How to Use Pandas pivot_table in Python

I’ve spent years working with massive datasets in Python, and one tool I always come back to is the Pandas pivot table.

It’s often the quickest way to turn a messy spreadsheet into a clear, actionable summary that actually makes sense.

In this tutorial, I’ll show you exactly how to use the pivot_table function through examples I’ve encountered in real-world projects.

What is a Pandas Pivot Table?

A pivot table is a way to summarize and reorganize selected columns and rows of data in a dataframe.

It allows you to group data by specific keys and then apply mathematical operations like sum, mean, or count to get a high-level view.

The Dataset: USA Tech Sales Performance

To make this practical, I’ve created a dataset representing quarterly sales for a tech company across different US regions.

import pandas as pd
import numpy as np

# Creating a realistic USA-based sales dataset
data = {
    'Region': ['Northeast', 'Northeast', 'West', 'West', 'South', 'South', 'Midwest', 'Midwest', 'West', 'Northeast'],
    'State': ['NY', 'NJ', 'CA', 'WA', 'TX', 'FL', 'IL', 'OH', 'OR', 'MA'],
    'Product': ['Cloud', 'SaaS', 'Cloud', 'SaaS', 'Cloud', 'SaaS', 'Cloud', 'SaaS', 'SaaS', 'SaaS'],
    'Sales_USD': [55000, 42000, 78000, 91000, 62000, 35000, 48000, 29000, 85000, 31000],
    'Units': [120, 95, 210, 250, 150, 80, 110, 65, 230, 70]
}

df = pd.DataFrame(data)
print(df)

Method 1: Create a Basic Pivot Table

In my experience, the simplest way to start is by grouping data by a single index.

If I want to see the total sales for each US region, I only need to specify the index and the values.

# Grouping sales by Region
pivot_basic = df.pivot_table(index='Region', values='Sales_USD', aggfunc='sum')

print(pivot_basic)

You can refer to the screenshot below to see the output.

Pandas pivot_table in Python

By default, the pivot table uses the mean.
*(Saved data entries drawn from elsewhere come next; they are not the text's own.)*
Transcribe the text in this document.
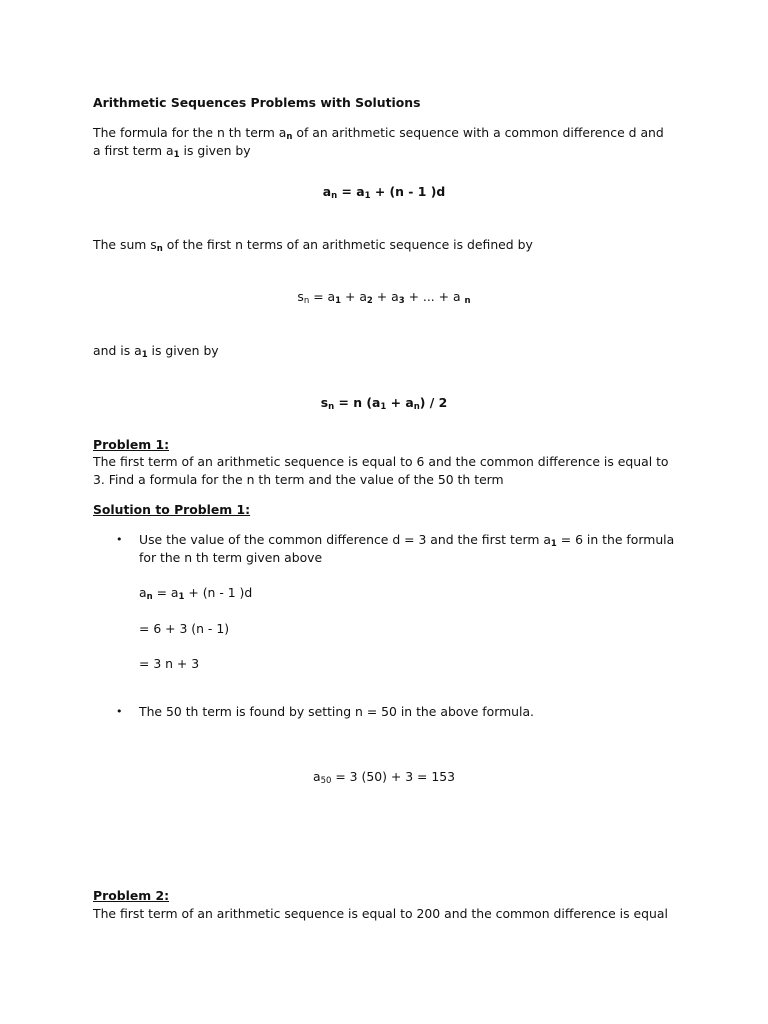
Arithmetic Sequences Problems with Solutions
The formula for the n th term $a_n$ of an arithmetic sequence with a common difference d and
a first term $a_1$ is given by
$a_n = a_1 + (n - 1$ )d
The sum $s_n$ of the first n terms of an arithmetic sequence is defined by
$s_n = a_1 + a_2 + a_3$ + ... + a $_n$
and is $a_1$ is given by
$s_n = n$ $(a_1 + a_n) / 2$
Problem 1:
The first term of an arithmetic sequence is equal to 6 and the common difference is equal to
3. Find a formula for the n th term and the value of the 50 th term
Solution to Problem 1:
• Use the value of the common difference d = 3 and the first term $a_1 = 6$ in the formula
for the n th term given above
$a_n = a_1 + (n - 1$ )d
= 6 + 3 (n - 1)
= 3 n + 3
• The 50 th term is found by setting n = 50 in the above formula.
$a_{50} = 3$ (50) + 3 = 153
Problem 2:
The first term of an arithmetic sequence is equal to 200 and the common difference is equal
However, when I’m looking at revenue, I almost always change the aggfunc to ‘sum’ to get the total dollar amount.

Method 2: Add Columns for Multi-Dimensional Analysis

Sometimes a single index isn’t enough. I often need to see how different products are performing within each region.

Adding a columns argument allows you to spread your data horizontally, making it look like a professional report.

# Sales by Region and Product
pivot_multi = df.pivot_table(index='Region', columns='Product', values='Sales_USD', aggfunc='sum')

print(pivot_multi)

You can refer to the screenshot below to see the output.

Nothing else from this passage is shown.